Just when you thought Only Murders in the Building exhausted every cameo opportunity over its four seasons, episode seven gave us yet another surprise in a wig: Melissa McCarthy playing Charles’s estranged younger sister, Doreen, whose house in Suffolk County the trio flees to in fear of being hunted by the unknown killer. Doreen is, to put it in Italian terms, a manciata. Her husband sleeps in a houseboat in their driveway. Her signature cocktail is vodka and Crystal Light. And her doorbell taunts visitors with the opening chords of Billy Joel’s “Scenes From an Italian Restaurant,” taking on the eternally thirsty spirit of a bottle of red and a bottle of white. “Someone should get that,” Oliver sneers at one point, “before we have to hear it again.” Welcome to Strong Island, baby.
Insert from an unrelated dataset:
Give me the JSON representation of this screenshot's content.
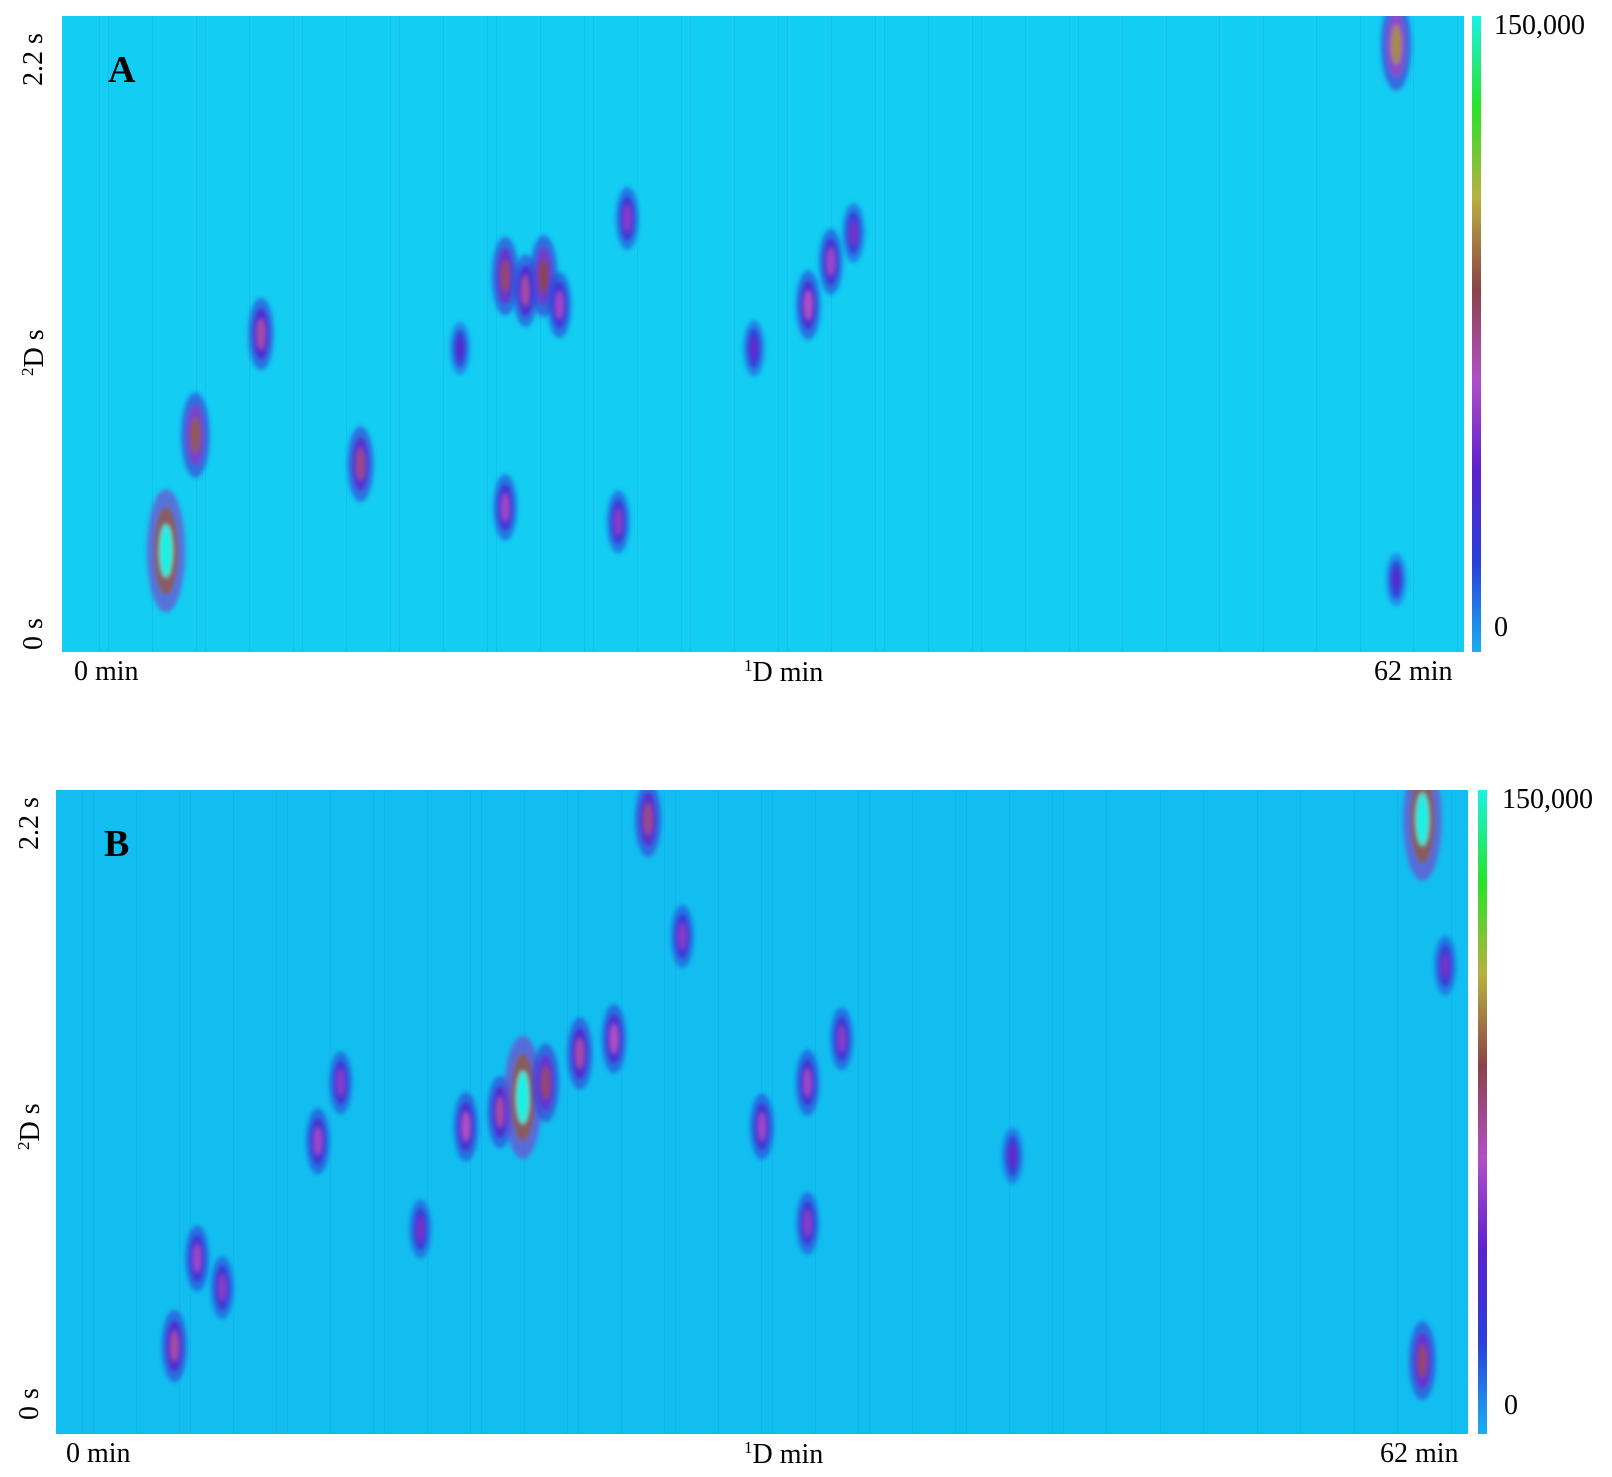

John Hoffman, Only Murders’ showrunner, insists the inclusion of Joel’s 1977 hit comes from a place of regional love. “It’s very tongue-in-cheek winking for me,” he explains. “I lovingly poke at Long Island throughout the show, and I hope people enjoy the silliness of it and the jokes that come with it. Anyone from the city and anyone especially from Manhattan, as our trio is, feels that way about Long Island.” Hoffman says he was inspired by his aunt and uncle who lived in Suffolk County in a “very similar-looking house” to McCarthy’s character. “Billy Joel is universally beloved, in my experience, in Long Island, and it’s sacrilegious to think otherwise,” he adds. “Doreen and her husband, Big Mike, have that in their house because they think it’s the coolest thing ever. I would think they knew all of the lyrics and sang it the first day they met.”
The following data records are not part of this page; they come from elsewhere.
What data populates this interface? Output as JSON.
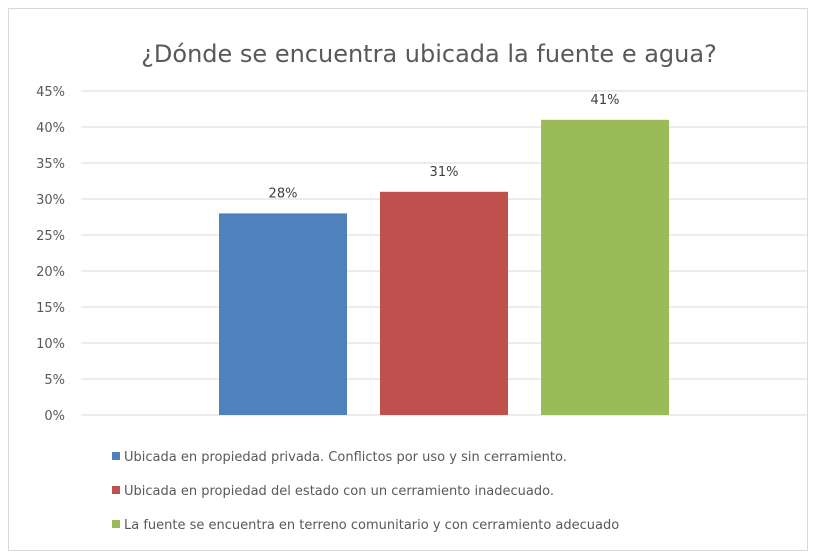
{
  "chart_data": {
    "type": "bar",
    "title": "¿Dónde se encuentra ubicada la fuente e agua?",
    "xlabel": "",
    "ylabel": "",
    "ylim": [
      0,
      0.45
    ],
    "y_ticks": [
      "0%",
      "5%",
      "10%",
      "15%",
      "20%",
      "25%",
      "30%",
      "35%",
      "40%",
      "45%"
    ],
    "grid": true,
    "legend_position": "bottom",
    "series": [
      {
        "name": "Ubicada en propiedad privada. Conflictos por uso y sin cerramiento.",
        "value": 0.28,
        "label": "28%",
        "color": "#4f81bd"
      },
      {
        "name": "Ubicada en propiedad del estado con un cerramiento inadecuado.",
        "value": 0.31,
        "label": "31%",
        "color": "#c0504d"
      },
      {
        "name": "La fuente se encuentra en terreno comunitario y con cerramiento adecuado",
        "value": 0.41,
        "label": "41%",
        "color": "#9bbb59"
      }
    ]
  }
}
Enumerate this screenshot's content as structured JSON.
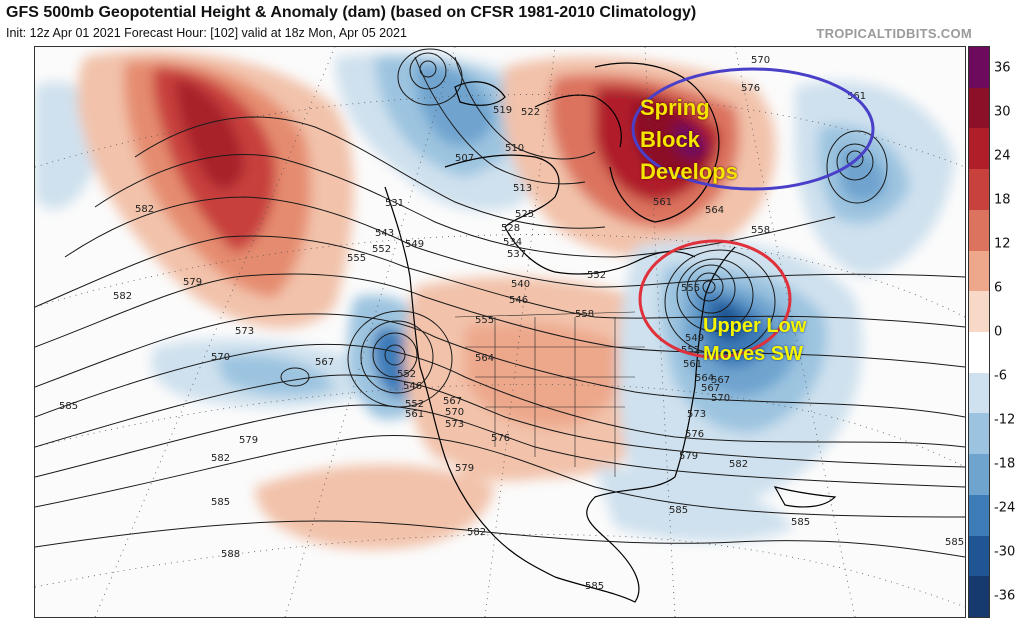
{
  "header": {
    "title": "GFS 500mb Geopotential Height & Anomaly (dam) (based on CFSR 1981-2010 Climatology)",
    "subtitle": "Init: 12z Apr 01 2021   Forecast Hour: [102]   valid at 18z Mon, Apr 05 2021",
    "brand": "TROPICALTIDBITS.COM"
  },
  "annotations": {
    "block_line1": "Spring",
    "block_line2": "Block",
    "block_line3": "Develops",
    "low_line1": "Upper Low",
    "low_line2": "Moves SW",
    "block_circle_color": "#4a3fc8",
    "low_circle_color": "#e0303a"
  },
  "colorbar": {
    "labels": [
      "36",
      "30",
      "24",
      "18",
      "12",
      "6",
      "0",
      "-6",
      "-12",
      "-18",
      "-24",
      "-30",
      "-36"
    ],
    "colors": [
      "#6e0a5e",
      "#8b1028",
      "#b01e2a",
      "#c8413c",
      "#dc735e",
      "#eda88c",
      "#f8d8c6",
      "#ffffff",
      "#cfe1ee",
      "#9cc4e0",
      "#6fa4cf",
      "#3e7cb8",
      "#1f5593",
      "#173a6e"
    ]
  },
  "contour_labels": [
    "582",
    "579",
    "582",
    "573",
    "570",
    "567",
    "579",
    "582",
    "585",
    "585",
    "588",
    "555",
    "552",
    "531",
    "543",
    "549",
    "552",
    "546",
    "552",
    "561",
    "567",
    "570",
    "573",
    "576",
    "579",
    "582",
    "585",
    "564",
    "555",
    "522",
    "510",
    "513",
    "507",
    "519",
    "525",
    "528",
    "534",
    "537",
    "540",
    "546",
    "552",
    "558",
    "561",
    "564",
    "567",
    "570",
    "573",
    "576",
    "579",
    "582",
    "585",
    "558",
    "570",
    "576",
    "561",
    "561",
    "567",
    "549",
    "552",
    "555",
    "564",
    "585",
    "585"
  ]
}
Hoffman and the show’s production team explored several options from the song, as Joel’s outing from The Stranger clocks in at well over seven minutes and features several melodic peaks. “At one point we tried a much more active lyric: ‘Brenda and Eddie were the popular steadies and the king and the queen of the prom.’ But then I realized, Oh no, this is too much. It’s a hat on a hat.” Whatever they chose, Hoffman stresses, had to evoke repeated disdain from the core trio. “There are all of these reactions to it, like, Oh, for God’s sake, can we please stop hearing that doorbell? If it was a variation, maybe someone might not get as crazy about it,” he notes. “Having ‘a bottle of red, a bottle of white’ over and over again really made me laugh.”
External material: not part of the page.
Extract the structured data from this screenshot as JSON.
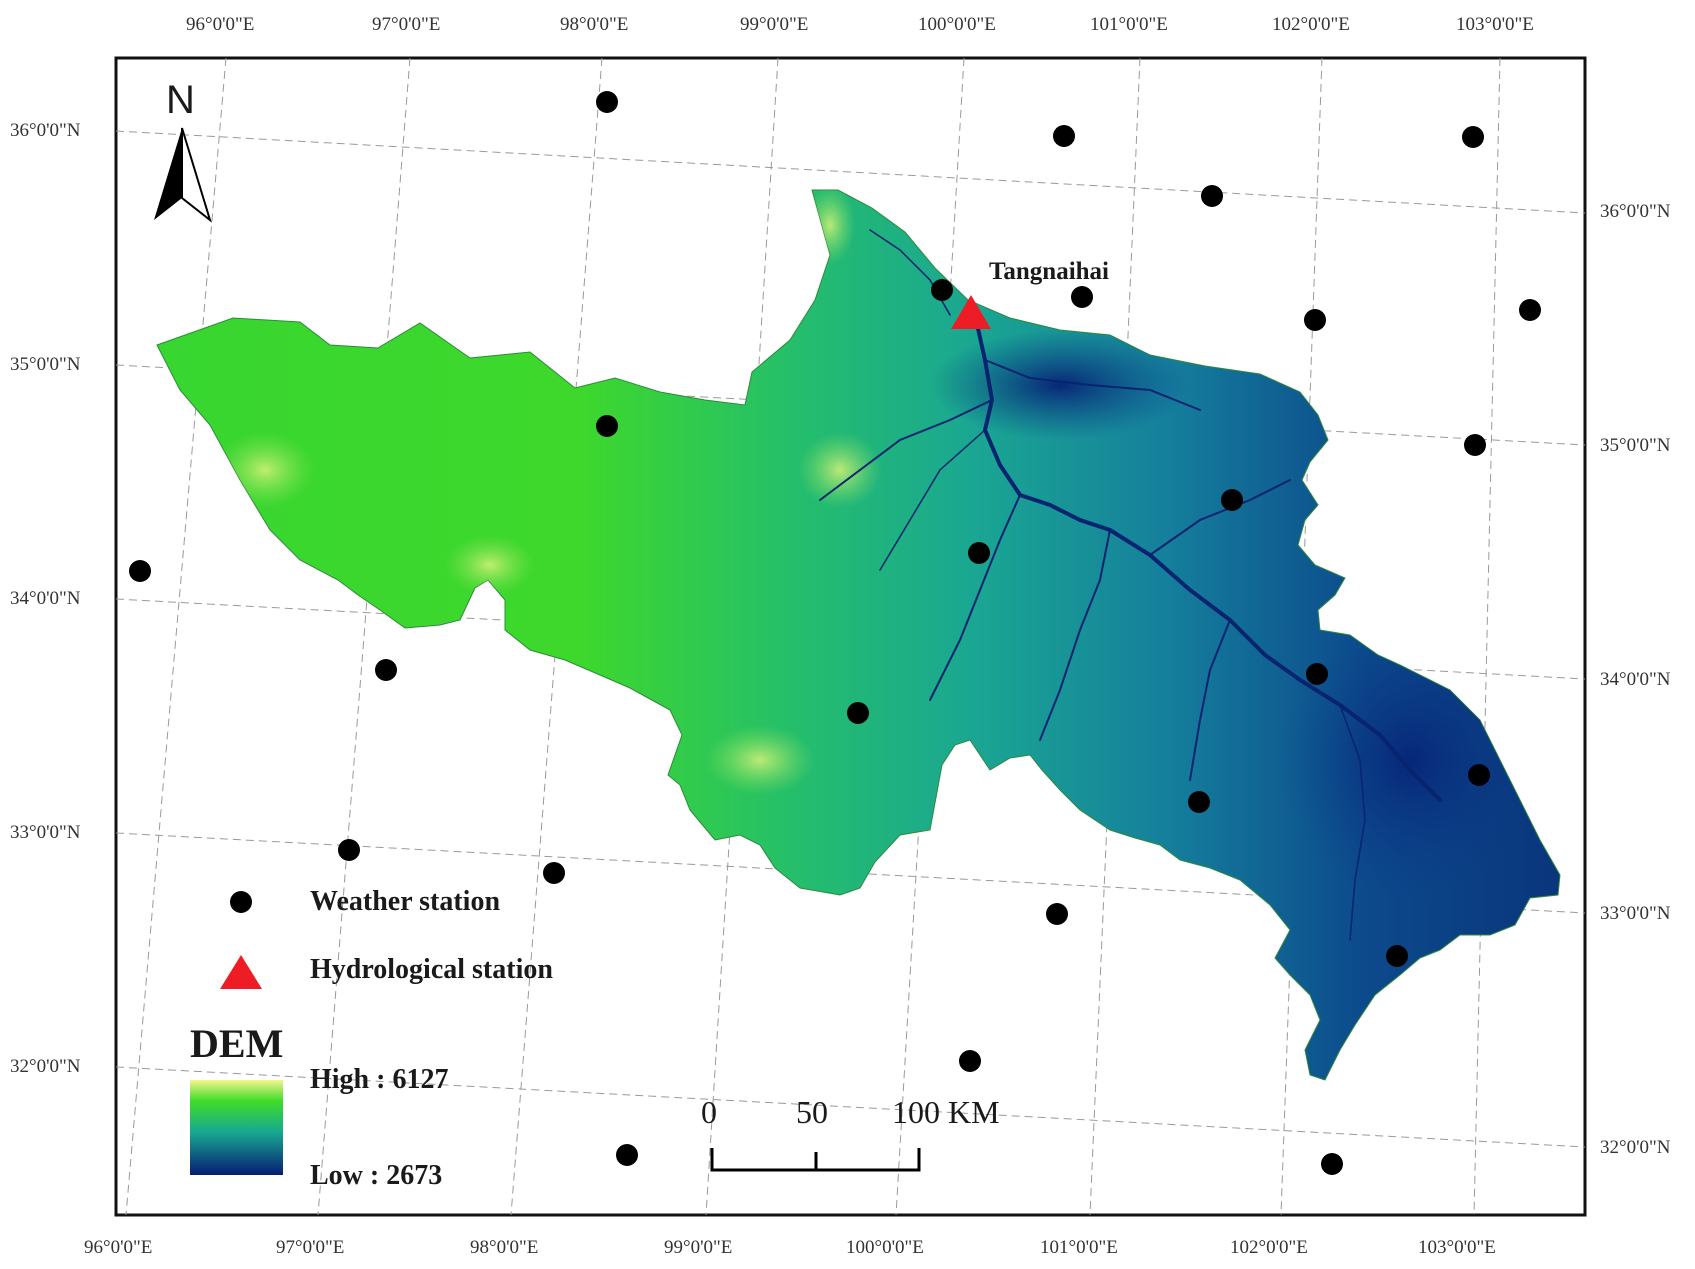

No other songs from Joel’s catalogue were seriously considered due both to the ubiquitous nature of “Scenes From an Italian Restaurant” and how its melody foretells the growing chaos inside the home. By the episode’s end, Eugene Levy, Meryl Streep, Eva Longoria, Molly Shannon, and Zach Galifianakis all make appearances to provide their theories about who the killer might be. “Everything in this house — the dolls, Doreen, her husband living out of the boat — feels like a lot,” Hoffman explains. “There’s a lot to manage, and one thing on top of another seems to be the state of things out there.” Hoffman is optimistic that Joel, whose “appropriate channels” cleared the song’s usage, will get a kick out of the joke. “I hope Billy won’t be too surprised,” he adds with a laugh. “With the craziest and greatest cast of any half-hour comedy show I’ve seen, I can only hope there is goodwill coming from the Billy Joel side of things.”